Cette troisième et dernière vidéo consacrée aux Côtes-du-Rhône "fruité" part précisément de cette question : « Existe t-il des Côtes-du-Rhône dans la légèreté, dans le fruité, dans la digestibilité ? » La dégustation, menée à l’aveugle, n’est ni une sélection de terroirs, ni une sélection de millésimes, ni même une sélection de cépages. Elle pose une question simple : que peuvent offrir aujourd’hui les Côtes-du-Rhône à l’amateur qui aime les vins très fruités, les rouges aromatiques, les jus de fruits rouges et noirs, les bouteilles qui donnent envie de revenir au verre sans assommer la table ? Brulante question d'actualité. Sans jeu de mots.

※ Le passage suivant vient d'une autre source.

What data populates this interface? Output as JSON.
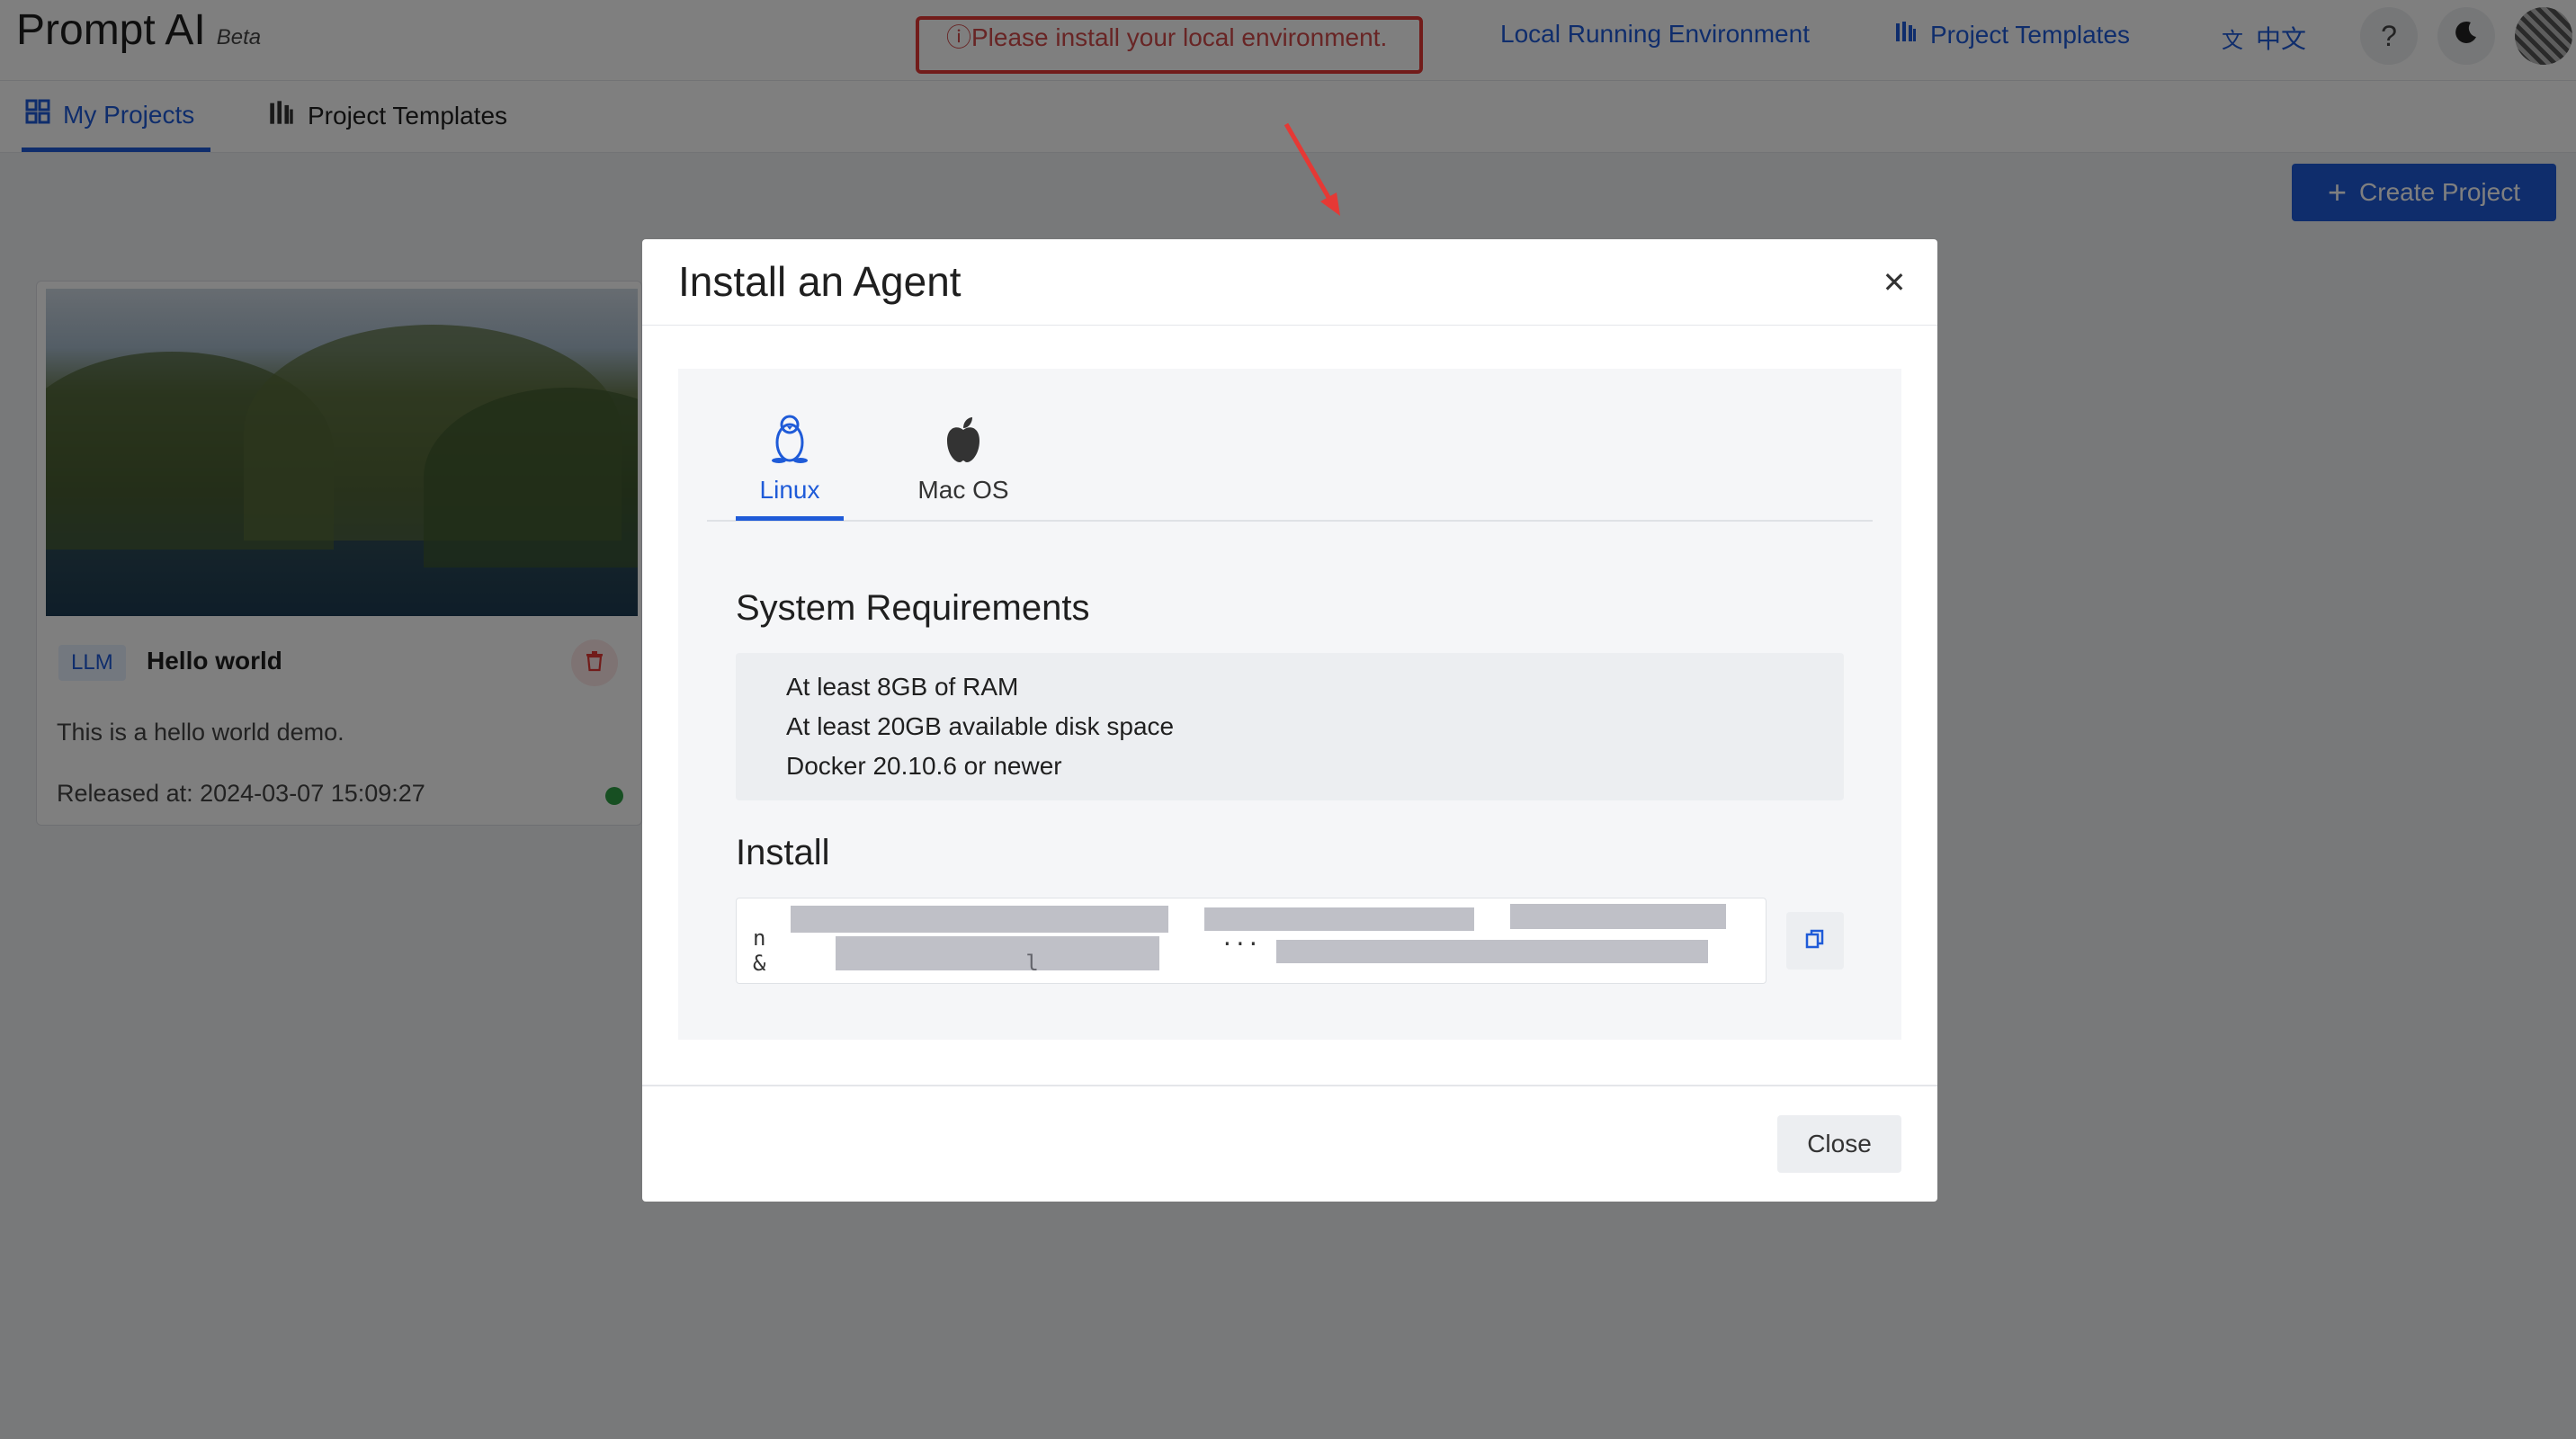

Premier enseignement : dans le Sud, la légèreté commence souvent par la température de service. Un rouge du Rhône servi trop chaud devient lourd ; servi trop froid, il devient anonyme. L’exemple est frappant : « Hier soir, dans un assez bon restaurant à Avignon, on nous a servi le vin à 8 degrés. Non. Un vin rouge ou un rosé de macération, à 8 degrés, ça ne sert à rien. » À cette température, le vin peut paraître désaltérant, mais il devient interchangeable. Sa structure disparaît, son relief se brouille.

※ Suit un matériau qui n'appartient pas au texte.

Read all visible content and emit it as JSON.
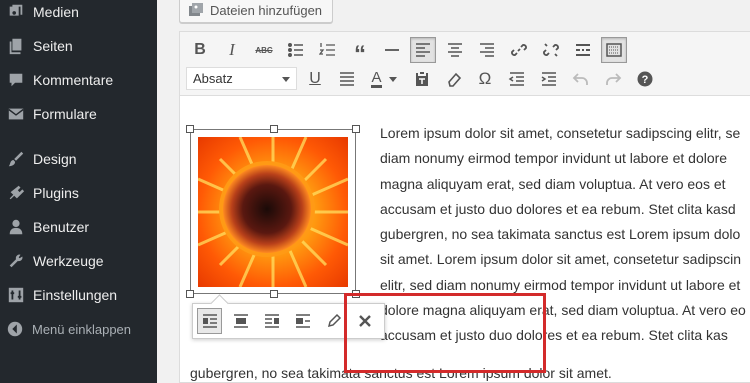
{
  "sidebar": {
    "items": [
      {
        "label": "Medien",
        "icon": "media-icon"
      },
      {
        "label": "Seiten",
        "icon": "pages-icon"
      },
      {
        "label": "Kommentare",
        "icon": "comments-icon"
      },
      {
        "label": "Formulare",
        "icon": "mail-icon"
      },
      {
        "label": "Design",
        "icon": "brush-icon"
      },
      {
        "label": "Plugins",
        "icon": "plugin-icon"
      },
      {
        "label": "Benutzer",
        "icon": "user-icon"
      },
      {
        "label": "Werkzeuge",
        "icon": "wrench-icon"
      },
      {
        "label": "Einstellungen",
        "icon": "settings-icon"
      }
    ],
    "collapse_label": "Menü einklappen"
  },
  "editor": {
    "add_media_label": "Dateien hinzufügen",
    "format_select_value": "Absatz",
    "toolbar_row1": [
      "bold-icon",
      "italic-icon",
      "strikethrough-icon",
      "bullet-list-icon",
      "numbered-list-icon",
      "quote-icon",
      "horizontal-line-icon",
      "align-left-icon",
      "align-center-icon",
      "align-right-icon",
      "link-icon",
      "unlink-icon",
      "read-more-icon",
      "toolbar-toggle-icon"
    ],
    "toolbar_row2": [
      "underline-icon",
      "justify-icon",
      "text-color-icon",
      "paste-text-icon",
      "clear-format-icon",
      "special-char-icon",
      "outdent-icon",
      "indent-icon",
      "undo-icon",
      "redo-icon",
      "help-icon"
    ]
  },
  "content": {
    "lines": [
      "Lorem ipsum dolor sit amet, consetetur sadipscing elitr, se",
      "diam nonumy eirmod tempor invidunt ut labore et dolore",
      "magna aliquyam erat, sed diam voluptua. At vero eos et",
      "accusam et justo duo dolores et ea rebum. Stet clita kasd",
      "gubergren, no sea takimata sanctus est Lorem ipsum dolo",
      "sit amet. Lorem ipsum dolor sit amet, consetetur sadipscin",
      "elitr, sed diam nonumy eirmod tempor invidunt ut labore et",
      "dolore magna aliquyam erat, sed diam voluptua. At vero eo",
      "accusam et justo duo dolores et ea rebum. Stet clita kas"
    ],
    "last_line": "gubergren, no sea takimata sanctus est Lorem ipsum dolor sit amet."
  },
  "image_toolbar": {
    "buttons": [
      "align-left-icon",
      "align-center-icon",
      "align-right-icon",
      "align-none-icon",
      "edit-pencil-icon",
      "remove-x-icon"
    ],
    "active_index": 0
  },
  "colors": {
    "sidebar_bg": "#23282d",
    "highlight_red": "#d32a2a"
  }
}
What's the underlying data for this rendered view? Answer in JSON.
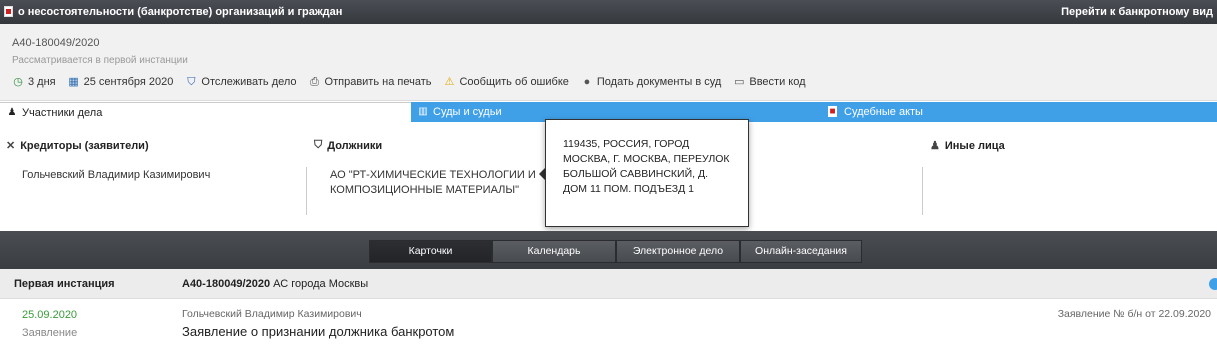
{
  "topbar": {
    "title": "о несостоятельности (банкротстве) организаций и граждан",
    "goto_label": "Перейти к банкротному вид"
  },
  "case": {
    "number": "А40-180049/2020",
    "status": "Рассматривается в первой инстанции"
  },
  "actions": [
    {
      "icon": "clock-icon",
      "label": "3 дня"
    },
    {
      "icon": "calendar-icon",
      "label": "25 сентября 2020"
    },
    {
      "icon": "shield-icon",
      "label": "Отслеживать дело"
    },
    {
      "icon": "printer-icon",
      "label": "Отправить на печать"
    },
    {
      "icon": "warning-icon",
      "label": "Сообщить об ошибке"
    },
    {
      "icon": "submit-icon",
      "label": "Подать документы в суд"
    },
    {
      "icon": "keyboard-icon",
      "label": "Ввести код"
    }
  ],
  "tabs": {
    "participants": "Участники дела",
    "courts": "Суды и судьи",
    "acts": "Судебные акты"
  },
  "participants": {
    "creditors_header": "Кредиторы (заявители)",
    "creditor_name": "Гольчевский Владимир Казимирович",
    "debtors_header": "Должники",
    "debtor_name": "АО \"РТ-ХИМИЧЕСКИЕ ТЕХНОЛОГИИ И КОМПОЗИЦИОННЫЕ МАТЕРИАЛЫ\"",
    "others_header": "Иные лица"
  },
  "tooltip": {
    "address": "119435, РОССИЯ, ГОРОД МОСКВА, Г. МОСКВА, ПЕРЕУЛОК БОЛЬШОЙ САВВИНСКИЙ, Д. ДОМ 11 ПОМ. ПОДЪЕЗД 1"
  },
  "nav": {
    "cards": "Карточки",
    "calendar": "Календарь",
    "electronic_case": "Электронное дело",
    "online_sessions": "Онлайн-заседания"
  },
  "instance": {
    "label": "Первая инстанция",
    "case_number": "А40-180049/2020",
    "court": "АС города Москвы"
  },
  "document": {
    "date": "25.09.2020",
    "type": "Заявление",
    "author": "Гольчевский Владимир Казимирович",
    "title": "Заявление о признании должника банкротом",
    "ref": "Заявление № б/н от 22.09.2020"
  }
}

La formule résume tout : « La température, c’est la bonne exposition du vin. » Comme une œuvre d’art, un vin peut être mal éclairé. Trop chaud, il déborde. Trop froid, il s’éteint. Pour ces rouges de Côtes-du-Rhône, l’idée est simple : les amener à table autour de 12 degrés. Sous le soleil d’Avignon, ou même dans un appartement chauffé, ils remonteront vite. À cette température, le fruit prend sa juste place : net, vivant, expressif.